À Rillieux-la-Pape, dans le Rhône, un cortège de mariage s’est transformé en rodéo urbain samedi 9 mai dernier, contraignant le maire Alexandre Vincendet à exclure les invités de la cérémonie. Malgré une charte de bonne conduite signée quelques jours plus tôt par les mariés, plusieurs véhicules ont multiplié les infractions au code de la route. Résultat : une dizaine de personnes seulement ont pu assister à l'union. Le reste des invités a été reconduit hors commune.

Le samedi 9 mai, à Rillieux-la-Pape, une commune de la ville de Lyon, le maire a décidé de bannir les invités d’un mariage à cause de leurs « comportements inadaptés sur la route ». La cérémonie s’est déroulée en très petit comité.
Une fête sans les invités, un avertissement ignoré, des règles bafouées
Aux alentours de 13 heures, la police municipale alerte Aurélien Vincendet, maire Horizons de la ville, sur les "comportements inadaptés" de plusieurs véhicules du convoi nuptial. Verbalisations, avertissements, intervention des agents : l'espace public s'est transformé en terrain de démonstration automobile, selon Le Progrès qui rapporte l'incident. Un premier avertissement est lancé.

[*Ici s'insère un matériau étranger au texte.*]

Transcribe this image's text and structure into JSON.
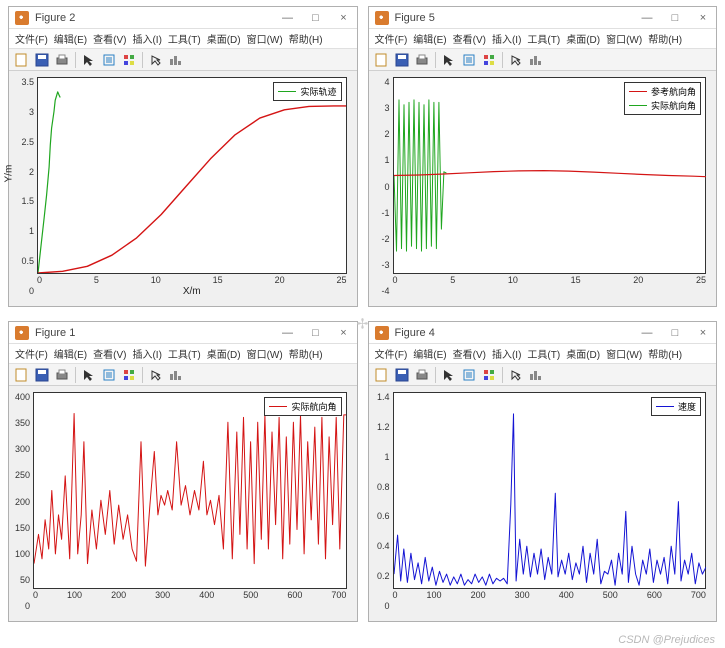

En vain. Plusieurs invités sont verbalisés. Face à cette situation, le maire annonce d’abord l’annulation pure et simple, avant d’accepter de maintenir la cérémonie à condition qu’elle se déroule sans le gros des invités, renvoyés directement sur le lieu de réception hors commune. Seuls le couple, leurs parents respectifs et leurs témoins ont été présents.
Vous aimez retrouver sur le Courrier une vision du monde introuvable ailleurs ? Vous pouvez nous aider sans vous abonner...

La mairie rappelle que le couple avait signé, mardi précédent, une charte engageant tous les participants au calme. « Un mariage, c’est un jour de fête, mais on se doit de respecter le code de la route », a justifié Alexandre Vincendet, soulignant que d’autres unions s’étaient déroulées sans incident ce même jour.
Derrière les incivilités, le recul de l’autorité publique
On peut saluer la fermeté du maire, c'est suffisamment rare pour être noté. Mais la vraie question est ailleurs. Pourquoi faut-il désormais une charte de bonne conduite pour encadrer un cortège nuptial dans une commune française ? Ces débordements klaxons incessants, conduites dangereuses, occupation agressive de la voie publique ... coûtent implicitent aux contribuables : mobilisation de la police municipale, risque de recours contentieux...

Au-delà de l’anecdote, cet incident révèle la fragilité de l’autorité publique face à des pratiques importées qui testent en permanence les limites de la tolérance. Le mariage républicain, acte civil sobre et solennel, n'a jamais prévu dans ses textes fondateurs de clause "rodéo urbain". Quand l'administration doit se blinder juridiquement contre ses propres administrés pour célébrer une union, c'est que quelque chose, dans le pacte civique, s'est sérieusement effiloché.

Par ailleurs, le mariage civil doit être célébré publiquement pour sa validité. Reporter la date constituait une option légale ; exiger la « stricte intimité » pose une question de forme.